Two Poems
by Bill Abbott
The Trees
I always forget when what how
I always forget who where why
I never remember the way
to San Jose, or freedom, or Narnia,
or Westeros, or Mordor,
but I’ve heard you don’t just
walk into Mordor like you don’t
walk into a tree. It might be painful.
It might lead to taking medicine
for the headache from the impact of
the bark. I’m all bark, no bite.
Trees bite. Biting trees are the
worst hazard I’ve had to contend
with today. It’s safer in the city. Less
dangerous flora. Fauna is a pretty word,
one that suggests cute and cuddly, but
fauna hides the teeth that rend, the claws
that scratch. Fauna is 300 pounds of pure
muscle that knows you’re not playing
dead, and it’s not playing. It can’t play.

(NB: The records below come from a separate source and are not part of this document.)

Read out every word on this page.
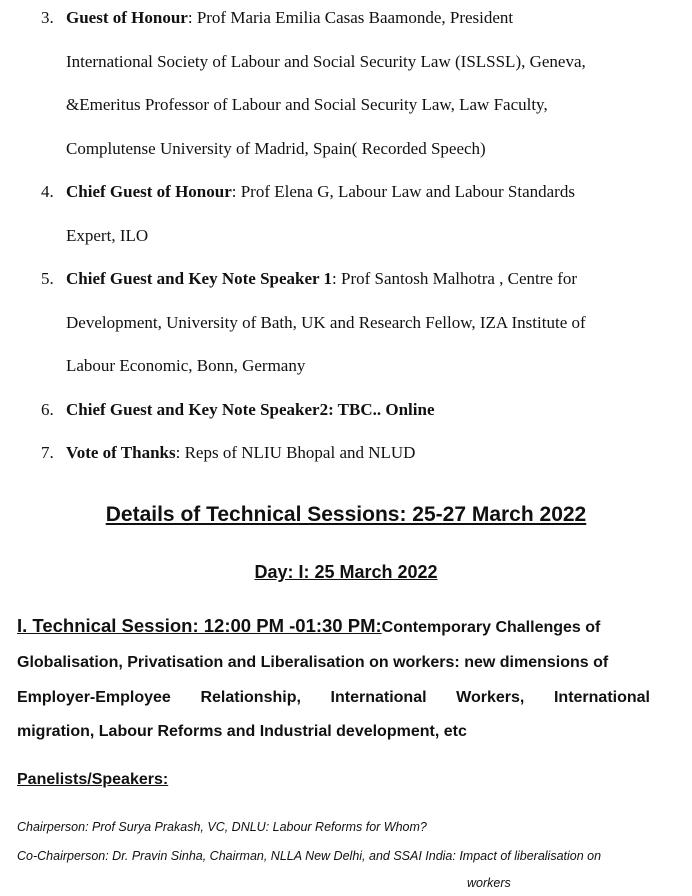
3. Guest of Honour: Prof Maria Emilia Casas Baamonde, President
International Society of Labour and Social Security Law (ISLSSL), Geneva,
&Emeritus Professor of Labour and Social Security Law, Law Faculty,
Complutense University of Madrid, Spain( Recorded Speech)
4. Chief Guest of Honour: Prof Elena G, Labour Law and Labour Standards
Expert, ILO
5. Chief Guest and Key Note Speaker 1: Prof Santosh Malhotra , Centre for
Development, University of Bath, UK and Research Fellow, IZA Institute of
Labour Economic, Bonn, Germany
6. Chief Guest and Key Note Speaker2: TBC.. Online
7. Vote of Thanks: Reps of NLIU Bhopal and NLUD
Details of Technical Sessions: 25-27 March 2022
Day: I: 25 March 2022
I. Technical Session: 12:00 PM -01:30 PM:Contemporary Challenges of
Globalisation, Privatisation and Liberalisation on workers: new dimensions of
Employer-Employee Relationship, International Workers, International
migration, Labour Reforms and Industrial development, etc
Panelists/Speakers:
Chairperson: Prof Surya Prakash, VC, DNLU: Labour Reforms for Whom?
Co-Chairperson: Dr. Pravin Sinha, Chairman, NLLA New Delhi, and SSAI India: Impact of liberalisation on
workers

It has to protect itself from the biting trees,
the kite-eating trees. The trees of forgetting,
the trees of pain and sheer terror. The trees
one does not walk into. Watch out, most of all,
for the trees.
Restoring the Collection
Someday, the UFOs will arrive
silent and stealthy
in the big cities,
stealing away the runaway
farmer population,
returning them to the flock,
erasing their memories of
what happened at the hands of
little grey men,
leaving them thinking they returned
of their own volition.
Leaving them thinking they returned
because they missed the quiet
or the town
or the space,
But not because they were being returned
to the paddock.
Bill Abbott is the author of "Let Them Eat MoonPie," the history of poetry slam in the Southeast. He has been published in Ray's Road Review, Radius, The November 3rd Club, Flypaper Magazine, and The Sow's Ear. Mr. Abbott lives in Ohio and teaches creative writing at Central State University.